En mars 2007, votre rapporteur s'était rendu, avec plusieurs de ses collègues, dans les locaux des laboratoires de Paris (laboratoire de police scientifique de la préfecture de police et laboratoire de toxicologie).

Tout en saluant la qualité des personnels, la délégation de la commission avait constaté l'extrême vétusté, voire l'insalubrité des locaux. Ainsi, certains laboratoires sont installés dans des appentis au niveau du sol et donnant directement sur le métro aérien qui passe à seulement quelques mètres. Ces conditions inadaptées à une police scientifique moderne appellent une réimplantation immobilière rapide, d'autant qu'elles rendent impossible la certification européenne des analyses réalisées.

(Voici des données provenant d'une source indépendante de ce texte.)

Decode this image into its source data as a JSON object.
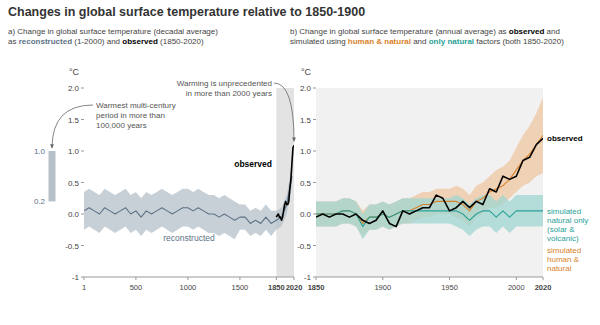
{
  "title": "Changes in global surface temperature relative to 1850-1900",
  "chart_data": [
    {
      "type": "line",
      "title": [
        [
          "a) Change in global surface temperature (decadal average)"
        ],
        [
          "as ",
          {
            "text": "reconstructed",
            "color": "#5d7286"
          },
          " (1-2000) and ",
          {
            "text": "observed",
            "color": "#000000"
          },
          " (1850-2020)"
        ]
      ],
      "ylabel": "°C",
      "xlim": [
        1,
        2020
      ],
      "xticks": [
        1,
        500,
        1000,
        1500,
        1850,
        2020
      ],
      "ylim": [
        -1,
        2
      ],
      "yticks": [
        -1,
        -0.5,
        {
          "value": 0,
          "label": "0.0"
        },
        0.5,
        {
          "value": 1,
          "label": "1.0"
        },
        1.5,
        {
          "value": 2,
          "label": "2.0"
        }
      ],
      "grid": false,
      "shaded_x": [
        1850,
        2020
      ],
      "series": [
        {
          "name": "reconstructed",
          "color": "#5d7286",
          "x": [
            1,
            50,
            100,
            150,
            200,
            250,
            300,
            350,
            400,
            450,
            500,
            550,
            600,
            650,
            700,
            750,
            800,
            850,
            900,
            950,
            1000,
            1050,
            1100,
            1150,
            1200,
            1250,
            1300,
            1350,
            1400,
            1450,
            1500,
            1550,
            1600,
            1650,
            1700,
            1750,
            1800,
            1850,
            1900,
            1950,
            2000
          ],
          "values": [
            0.05,
            0.1,
            0.05,
            0,
            0.1,
            0.05,
            0,
            0.05,
            0.1,
            0,
            0.05,
            -0.05,
            0.05,
            0,
            0.05,
            0.1,
            0.05,
            0,
            0.05,
            0.1,
            0.1,
            0.05,
            0.1,
            0.05,
            0,
            0,
            -0.05,
            0,
            -0.05,
            -0.1,
            -0.05,
            -0.05,
            -0.15,
            -0.1,
            -0.15,
            -0.05,
            -0.15,
            -0.1,
            -0.05,
            0.15,
            0.6
          ],
          "upper": [
            0.35,
            0.4,
            0.35,
            0.3,
            0.4,
            0.35,
            0.3,
            0.35,
            0.4,
            0.3,
            0.35,
            0.25,
            0.35,
            0.3,
            0.35,
            0.4,
            0.35,
            0.3,
            0.35,
            0.4,
            0.4,
            0.35,
            0.4,
            0.35,
            0.3,
            0.3,
            0.25,
            0.3,
            0.25,
            0.2,
            0.15,
            0.15,
            0.05,
            0.1,
            0.05,
            0.15,
            0.05,
            0.05,
            0.1,
            0.3,
            0.75
          ],
          "lower": [
            -0.25,
            -0.2,
            -0.25,
            -0.3,
            -0.2,
            -0.25,
            -0.3,
            -0.25,
            -0.2,
            -0.3,
            -0.25,
            -0.35,
            -0.25,
            -0.3,
            -0.25,
            -0.2,
            -0.25,
            -0.3,
            -0.25,
            -0.2,
            -0.2,
            -0.25,
            -0.2,
            -0.25,
            -0.3,
            -0.3,
            -0.35,
            -0.3,
            -0.35,
            -0.4,
            -0.25,
            -0.25,
            -0.35,
            -0.3,
            -0.35,
            -0.25,
            -0.35,
            -0.25,
            -0.2,
            0,
            0.45
          ]
        },
        {
          "name": "observed",
          "color": "#000000",
          "x": [
            1850,
            1860,
            1870,
            1880,
            1890,
            1900,
            1910,
            1920,
            1930,
            1940,
            1950,
            1960,
            1970,
            1980,
            1990,
            2000,
            2010,
            2020
          ],
          "values": [
            -0.05,
            -0.02,
            0,
            -0.05,
            -0.05,
            -0.1,
            -0.05,
            0.05,
            0.15,
            0.2,
            0.15,
            0.15,
            0.2,
            0.4,
            0.55,
            0.8,
            1.05,
            1.09
          ]
        }
      ],
      "annotations": [
        {
          "text": "Warmest multi-century period in more than 100,000 years",
          "values": [
            0.2,
            1.0
          ],
          "value_labels": [
            "0.2",
            "1.0"
          ]
        },
        {
          "text": "Warming is unprecedented in more than 2000 years"
        }
      ]
    },
    {
      "type": "line",
      "title": [
        [
          "b) Change in global surface temperature (annual average) as ",
          {
            "text": "observed",
            "color": "#000000"
          },
          " and"
        ],
        [
          "simulated using ",
          {
            "text": "human & natural",
            "color": "#d9822b"
          },
          " and ",
          {
            "text": "only natural",
            "color": "#2aa198"
          },
          " factors (both 1850-2020)"
        ]
      ],
      "ylabel": "°C",
      "xlim": [
        1850,
        2020
      ],
      "xticks": [
        1850,
        1900,
        1950,
        2000,
        2020
      ],
      "ylim": [
        -1,
        2
      ],
      "yticks": [
        -1,
        -0.5,
        {
          "value": 0,
          "label": "0.0"
        },
        0.5,
        {
          "value": 1,
          "label": "1.0"
        },
        1.5,
        {
          "value": 2,
          "label": "2.0"
        }
      ],
      "grid": false,
      "x": [
        1850,
        1855,
        1860,
        1865,
        1870,
        1875,
        1880,
        1885,
        1890,
        1895,
        1900,
        1905,
        1910,
        1915,
        1920,
        1925,
        1930,
        1935,
        1940,
        1945,
        1950,
        1955,
        1960,
        1965,
        1970,
        1975,
        1980,
        1985,
        1990,
        1995,
        2000,
        2005,
        2010,
        2015,
        2020
      ],
      "series": [
        {
          "name": "simulated human & natural",
          "color": "#d9822b",
          "values": [
            0,
            0,
            0,
            0,
            0.05,
            0.05,
            0,
            -0.15,
            -0.05,
            -0.05,
            0,
            -0.05,
            0,
            0.05,
            0.05,
            0.1,
            0.15,
            0.15,
            0.2,
            0.2,
            0.2,
            0.2,
            0.15,
            0.05,
            0.2,
            0.25,
            0.35,
            0.4,
            0.45,
            0.55,
            0.7,
            0.85,
            0.95,
            1.1,
            1.25
          ],
          "upper": [
            0.2,
            0.2,
            0.2,
            0.2,
            0.25,
            0.25,
            0.2,
            0.05,
            0.15,
            0.15,
            0.2,
            0.15,
            0.2,
            0.25,
            0.25,
            0.3,
            0.35,
            0.35,
            0.4,
            0.4,
            0.4,
            0.45,
            0.4,
            0.3,
            0.45,
            0.5,
            0.6,
            0.7,
            0.75,
            0.85,
            1.05,
            1.25,
            1.4,
            1.6,
            1.85
          ],
          "lower": [
            -0.2,
            -0.2,
            -0.2,
            -0.2,
            -0.15,
            -0.15,
            -0.2,
            -0.35,
            -0.25,
            -0.25,
            -0.2,
            -0.25,
            -0.2,
            -0.15,
            -0.15,
            -0.1,
            -0.05,
            -0.05,
            0,
            0,
            0,
            -0.05,
            -0.1,
            -0.2,
            -0.05,
            0,
            0.1,
            0.1,
            0.15,
            0.25,
            0.35,
            0.45,
            0.5,
            0.6,
            0.65
          ]
        },
        {
          "name": "simulated natural only (solar & volcanic)",
          "color": "#2aa198",
          "values": [
            0,
            0,
            0,
            0,
            0.05,
            0.05,
            0,
            -0.2,
            -0.05,
            -0.05,
            0,
            -0.05,
            0,
            0.05,
            0.05,
            0.05,
            0.05,
            0.05,
            0.05,
            0.05,
            0.05,
            0.05,
            0,
            -0.1,
            0,
            0.05,
            0.05,
            -0.05,
            0.05,
            -0.05,
            0.05,
            0.05,
            0.05,
            0.05,
            0.05
          ],
          "upper": [
            0.2,
            0.2,
            0.2,
            0.2,
            0.25,
            0.25,
            0.2,
            0,
            0.15,
            0.15,
            0.2,
            0.15,
            0.2,
            0.25,
            0.25,
            0.25,
            0.25,
            0.25,
            0.25,
            0.25,
            0.25,
            0.3,
            0.25,
            0.15,
            0.25,
            0.3,
            0.3,
            0.2,
            0.3,
            0.2,
            0.3,
            0.3,
            0.3,
            0.3,
            0.3
          ],
          "lower": [
            -0.2,
            -0.2,
            -0.2,
            -0.2,
            -0.15,
            -0.15,
            -0.2,
            -0.4,
            -0.25,
            -0.25,
            -0.2,
            -0.25,
            -0.2,
            -0.15,
            -0.15,
            -0.15,
            -0.15,
            -0.15,
            -0.15,
            -0.15,
            -0.15,
            -0.2,
            -0.25,
            -0.35,
            -0.25,
            -0.2,
            -0.2,
            -0.3,
            -0.2,
            -0.3,
            -0.2,
            -0.2,
            -0.2,
            -0.2,
            -0.2
          ]
        },
        {
          "name": "observed",
          "color": "#000000",
          "values": [
            -0.05,
            0,
            -0.05,
            0,
            0,
            -0.05,
            0,
            -0.1,
            -0.15,
            -0.1,
            0.05,
            -0.15,
            -0.2,
            0.05,
            0,
            0.05,
            0.1,
            0.1,
            0.3,
            0.25,
            0.05,
            0.1,
            0.2,
            0.1,
            0.2,
            0.15,
            0.4,
            0.35,
            0.6,
            0.55,
            0.6,
            0.85,
            0.9,
            1.1,
            1.2
          ]
        }
      ]
    }
  ]
}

Le budget pour 2008 prévoyait 12 millions d'euros, afin de lancer les opérations de relogement de quatre laboratoires (le laboratoire de police scientifique de Paris, le laboratoire de toxicologie, le laboratoire central de la préfecture de police et le centre technologique de la sécurité intérieure).

Le coût total de ce projet est estimé à 85 millions d'euros pour les trois laboratoires de l'Etat, qui seraient totalement financés par le ministère, et à 30 millions d'euros pour le laboratoire municipal de police scientifique de Paris, dont la clé de répartition avec la ville de Paris reste à déterminer.

Toutefois, un an plus tard, ce projet avance lentement. Il demeure un des projets immobiliers prioritaires de la LOPPSI au titre de l'année 2009.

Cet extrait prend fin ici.